Como não me presto a desmentidos sobre o que escrevi ou deixei de escrever (porque os olhos servem para alguma coisa e cada um leia e entenda como quiser o que lá está - ou não está, precisamente), prefiro recentrar-me no que me parece essencial. E o essencial é que me continua, apesar de todos os irrefutáveis apontamentos da Palmira sobre os meus preconceitos e a minha predisposição para o tabu e para a censura, a surgir como completamente falacioso o ponto de partida do tal debate. Vamos esclarecer isto. O meu agnosticismo pode parecer bizarro a quem gosta de etiquetas, mas é genuíno: não sei se Deus existe; se existe, não me chegou ao entendimento, não O conheço e vivo razoavelmente feliz sem Ele. Posso ter uma crise mística amanhã, e certamente mudarei de opinião. Enquanto isso não ocorre, continuarei a emitir opinião terrena sobre os homens e os seus actos, independentemente em nome do quê ou de quem os cometem. Mas reconheço que o apelo religioso faz parte da natureza humana desde que o Homem é Homem. Mesmo as sociedades que aboliram oficialmente as religiões acabaram por criar ícones, símbolos e semi-deuses "laicos" e não consta que tivessem sido mais justas e prósperas. Não me compete, assim, julgar a religiosidade alheia, desde que não colida com o que se sabe (direitos humanos, liberdade individual, etc). E tenho a noção de que a religião é um poderoso booster da natureza humana. Mas, como Salazar, não discuto Deus, tal como não discuto futebol, grandes opções do plano ou títulos da dívida pública: são realidades a que sou alheio ou, pelo menos, assim o creio. Se um apelo místico leva as pessoas, individual ou colectivamente, a melhorarem as suas vidas, próprias e alheias, a serem felizes per si ou em busca de recompensa numa pós-vida, tanto melhor; se as leva no sentido oposto, estamos mal.
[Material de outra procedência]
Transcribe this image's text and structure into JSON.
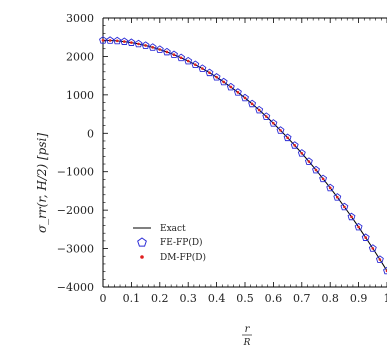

Mas são os seus actos que estão sujeitos a escrutínio, não as suas motivações. Nada disto passa por impedir que as pessoas discutam o que quer que seja. Mas o tema do debate (e a sua embalagem televisiva "prós e contras") mantém-se absurdo, falacioso, enganador, redutor, simplista, básico: perguntar num "sim ou não" se a religião é uma força ao serviço do bem da Humanidade.

Duas razões essenciais (são um remix do que escrevi no tal post preconceituoso): 1. é extirpar artificialmente algo que não faz sentido de forma isolada, antes é inextrincável da complexidade da vivência humana, ontem como hoje; por outras palavras, é conceber uma trajectória da realidade humana isenta ou depurada de religião (pois só assim se pode avaliar se ela é uma força ao serviço do Bem ou não), o que é um exercício destituído de verosimilhança; 2. é um debate estéril porque propicia um "deve-e-haver" pendular e antagónico entre um lado e outro, vulgo bazucadas-para-o-quintal-do-vizinho, não favorecendo a reflexão, a dúvida e a questão mas sim a certeza, o rebate e a "prova", ainda que efémera e falaciosa (cá está), tudo em nome do formato televisivo, do "quem ganhou?".

Gostaria, aliás, de deixar claro que a mesma questão, substituindo "religião" por "ateísmo" resultava igualmente falaciosa e destituída de sentido e levantar-me-ia as maiores dúvidas. Posso adivinhar, evidentemente, é que um debate onde fosse feita tal formulação seria visto pela Palmira como um sinal de intolerância, quiçá mais um dedo acusador promovido por um qualquer pastor evangélico, e não como "uma análise desapaixonada e cuidadosa de todas as ideias, por mais repugnantes que nos sejam".